Ser yo.
Ser. Yo. Hay algunas cosas qué hacer para llegar a este punto.
Quizás, primero que nada (y esto ya será ser en parte yo mismo) preguntarse por
la merosidad del lapicero, pensarlo bien, empuñar el 031 Fine y consagrarse con
ahínco en este conatus, en este ser yo mismo que consta de una ruma de
Cavalieri, en el postulado de un número infinito de planos cortados por un Faber
Castell 031 F, por un lado, y por la voluntad de revolver significados, por
otro. Ser yo.
Pedir una cocacola, para seguir adelante con la
mímesis. Y un tamal de chancho, para desconcertar (esencialmente, pues, para lo
mismo). Mostrarse adecuadamente diverso, ahora que soy casi intercultural –que significa
ser alguna otra cosa además de griego.
Ser yo significa, entre otras cosas menos precisas, no
ser Alessandro Baricco. No haber aprendido a tolerar y a digerir y a
reinterpretar como brillo los fuoco d’artificio
de la posmodernidad in-significante. Ser yo es una terquedad, no una virtud;
una esclerosis, no un tránsito.
Pedir, quizá, otra cocacola: para resignificar los
emblemas, para imaginar que la mesa vacía que otherwise ocupo es una mesa vacía de húngara. Pedir, que se os
dará.
Ese aspecto religioso que resta en mí no es todo lo
judeocristiano que algunos quisieran. Tengo, es cierto, una antigua relación
con la culpa. Pero esta no es judeocristiana. Si se la analiza bien (y hay una
ruma de Cavalieri para demostrarlo) mi relación con la culpa ha consistido
siempre en no tenerla, pese a todas las acusaciones, procesos,
sobreseimientos y prescripciones al respecto. Nada menos judeocristiano que haber
surcado el ancho mar de culpas sin mojarse. Ni siquiera estoy cerca de llegar a
la orilla distante y hace mucho que determiné que soy impermeable. Si la culpa
es mía lo es del Big Bang, y francamente no estamos para esas tonteras.

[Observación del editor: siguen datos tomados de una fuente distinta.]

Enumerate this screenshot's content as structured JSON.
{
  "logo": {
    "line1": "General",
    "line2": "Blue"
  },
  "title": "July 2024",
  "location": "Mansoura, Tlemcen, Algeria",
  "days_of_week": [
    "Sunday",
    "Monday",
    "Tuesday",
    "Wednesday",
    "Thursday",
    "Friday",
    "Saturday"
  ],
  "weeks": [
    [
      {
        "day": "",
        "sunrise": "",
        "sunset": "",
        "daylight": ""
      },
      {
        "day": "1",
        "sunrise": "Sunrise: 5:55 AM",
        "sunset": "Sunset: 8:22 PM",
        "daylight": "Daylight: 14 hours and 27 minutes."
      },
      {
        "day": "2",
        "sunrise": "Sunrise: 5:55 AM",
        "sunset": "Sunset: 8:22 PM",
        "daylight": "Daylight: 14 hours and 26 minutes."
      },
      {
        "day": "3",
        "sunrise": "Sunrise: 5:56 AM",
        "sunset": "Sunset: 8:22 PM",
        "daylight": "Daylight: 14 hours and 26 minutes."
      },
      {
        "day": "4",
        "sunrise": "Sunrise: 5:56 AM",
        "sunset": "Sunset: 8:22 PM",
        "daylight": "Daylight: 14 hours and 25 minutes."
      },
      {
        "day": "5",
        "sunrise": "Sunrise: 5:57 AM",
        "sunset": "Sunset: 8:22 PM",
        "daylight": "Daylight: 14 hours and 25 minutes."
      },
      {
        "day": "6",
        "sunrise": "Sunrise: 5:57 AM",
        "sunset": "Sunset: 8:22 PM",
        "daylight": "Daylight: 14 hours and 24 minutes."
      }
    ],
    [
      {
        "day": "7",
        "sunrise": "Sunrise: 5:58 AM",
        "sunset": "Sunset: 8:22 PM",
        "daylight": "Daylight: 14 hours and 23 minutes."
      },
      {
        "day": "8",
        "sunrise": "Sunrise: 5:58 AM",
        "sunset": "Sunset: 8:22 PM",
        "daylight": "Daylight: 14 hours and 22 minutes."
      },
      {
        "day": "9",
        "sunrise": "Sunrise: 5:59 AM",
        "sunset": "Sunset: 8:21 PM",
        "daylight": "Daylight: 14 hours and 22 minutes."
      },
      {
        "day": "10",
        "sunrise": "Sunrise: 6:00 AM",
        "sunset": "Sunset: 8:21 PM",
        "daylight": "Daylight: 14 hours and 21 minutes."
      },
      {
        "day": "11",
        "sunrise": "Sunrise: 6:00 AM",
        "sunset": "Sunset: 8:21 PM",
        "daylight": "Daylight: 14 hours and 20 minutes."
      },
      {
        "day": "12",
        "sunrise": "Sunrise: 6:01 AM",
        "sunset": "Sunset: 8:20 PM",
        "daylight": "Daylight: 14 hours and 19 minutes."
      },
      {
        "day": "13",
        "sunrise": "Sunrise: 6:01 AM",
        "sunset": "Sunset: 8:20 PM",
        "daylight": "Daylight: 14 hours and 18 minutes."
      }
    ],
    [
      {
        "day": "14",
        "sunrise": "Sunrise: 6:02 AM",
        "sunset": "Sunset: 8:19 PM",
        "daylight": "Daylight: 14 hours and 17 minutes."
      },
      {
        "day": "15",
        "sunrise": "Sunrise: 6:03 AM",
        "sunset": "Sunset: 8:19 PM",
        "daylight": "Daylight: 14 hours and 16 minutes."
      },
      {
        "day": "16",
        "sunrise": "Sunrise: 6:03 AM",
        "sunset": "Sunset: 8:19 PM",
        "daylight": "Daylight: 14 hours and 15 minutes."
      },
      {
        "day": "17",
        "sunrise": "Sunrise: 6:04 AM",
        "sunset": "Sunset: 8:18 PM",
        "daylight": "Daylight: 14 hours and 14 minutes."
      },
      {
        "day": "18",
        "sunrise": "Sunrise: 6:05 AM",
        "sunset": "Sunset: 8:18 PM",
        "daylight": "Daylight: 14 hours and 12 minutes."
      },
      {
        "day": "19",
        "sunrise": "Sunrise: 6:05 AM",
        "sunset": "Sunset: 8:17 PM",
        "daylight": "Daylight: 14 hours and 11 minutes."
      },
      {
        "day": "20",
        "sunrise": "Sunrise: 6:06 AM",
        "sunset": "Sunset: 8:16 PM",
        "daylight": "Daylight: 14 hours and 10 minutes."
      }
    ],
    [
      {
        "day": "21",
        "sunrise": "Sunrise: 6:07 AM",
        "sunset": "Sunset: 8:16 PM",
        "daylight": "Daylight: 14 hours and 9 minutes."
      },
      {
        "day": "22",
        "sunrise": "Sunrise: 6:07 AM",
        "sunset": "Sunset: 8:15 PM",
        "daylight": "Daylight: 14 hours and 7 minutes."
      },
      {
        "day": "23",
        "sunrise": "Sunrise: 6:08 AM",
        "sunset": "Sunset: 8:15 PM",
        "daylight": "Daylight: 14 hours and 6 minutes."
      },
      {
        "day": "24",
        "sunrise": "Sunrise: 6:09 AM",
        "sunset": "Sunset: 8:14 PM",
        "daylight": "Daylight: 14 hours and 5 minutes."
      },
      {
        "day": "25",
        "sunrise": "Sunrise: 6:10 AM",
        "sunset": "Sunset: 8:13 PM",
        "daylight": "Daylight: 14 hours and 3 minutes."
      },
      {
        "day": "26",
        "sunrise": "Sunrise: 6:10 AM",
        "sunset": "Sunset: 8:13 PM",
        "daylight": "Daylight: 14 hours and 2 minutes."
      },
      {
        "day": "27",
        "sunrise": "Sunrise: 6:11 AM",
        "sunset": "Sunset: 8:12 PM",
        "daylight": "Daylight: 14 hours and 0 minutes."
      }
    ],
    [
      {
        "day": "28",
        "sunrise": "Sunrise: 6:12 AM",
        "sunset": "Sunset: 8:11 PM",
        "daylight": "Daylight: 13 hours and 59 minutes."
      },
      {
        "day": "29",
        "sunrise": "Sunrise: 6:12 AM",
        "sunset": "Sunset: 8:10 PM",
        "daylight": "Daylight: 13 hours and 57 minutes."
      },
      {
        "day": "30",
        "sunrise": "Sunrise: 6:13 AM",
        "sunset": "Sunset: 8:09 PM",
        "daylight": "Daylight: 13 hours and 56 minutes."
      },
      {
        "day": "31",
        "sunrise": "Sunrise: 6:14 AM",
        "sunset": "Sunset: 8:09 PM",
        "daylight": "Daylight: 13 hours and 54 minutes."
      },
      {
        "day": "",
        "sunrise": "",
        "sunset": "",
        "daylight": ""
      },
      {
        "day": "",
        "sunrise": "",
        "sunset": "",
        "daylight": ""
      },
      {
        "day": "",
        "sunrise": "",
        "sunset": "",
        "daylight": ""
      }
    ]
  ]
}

¿Me he acercado a ser yo en estos últimos veinte
minutos, veintinueve renglones? Lo dudo. El texto parece uno de aquellos textos
que yo escribía y que quizás sigo escribiendo. Si no fuera porque la terquedad
que era yo ha dejado de ser terca, y entonces debería dejar de ser lo que soy
ahora si he de cumplir el cometido de ser yo. Parece confuso, pero es sólo
culpa del Big Bang que dejó todo (todo)
bastante indeterminado y sólo acertó a combinar de manera harto sospechosa seis
o siete variables perjudiciales. Eso no es todo. Los más recientes indicios de
la imperspicacia cuántica parecen apuntar a que en verdad este no es un
universo, sino sólo su fascinante simulación. Que la indeterminación cuántica
no es otra cosa que un pixelado, como denuncié (con mucho más enojo) hce una
montaña de años.
Que la razón de que la
realidad sólo se enfoque cuando la miramos es una aplicación del principio de
frugalidad: no necesitamos que el árbol que cae en medio del bosque produzca
algún sonido si no hay nadie para escucharlo, y sería costoso (en términos de
capacidad de cómputo) mantener todo colorido, encendido, vibrante y sonante a
un tiempo. Incluyendo, desde luego, al tiempo, que en la mayor parte de sitios
está apagado casi todo el rato. Y ya
expliqué también -cuando niño- cómo el espacio newtoniano es un Lego que se
saca de la caja y se despliega sólo cuando (y donde) se lo necesita con cierta
urgencia. De modo que basta de afanes: ya dijo Wittgenstein que la filosofía
era sólo un manualito de Lego en papier
couché, y lo habría dicho antes Hume de haber podido pronunciar el francés.
Sólo queda reírse de la ingenuidad de
los otros, que no han leído Ubik ni Test de Turing y creen que la energía no
cuesta.
Finalmente, ser yo puede parecerse demasiado a haber
sido yo y a haber escrito en estos cincuenta minutos este texto de sesenta y
tres renglones, hasta aquí, que se parece tanto a lo que yo era –pero no lo es,
porque yo estaba enojado- y que reveladoramente cita, enroca, guiña, suscita y
samplea todo o buena parte de lo que yo he sido cada vez que yo he empuñado un
Faber Castell 031 F y no se lo he clavado en el ojo a alguien.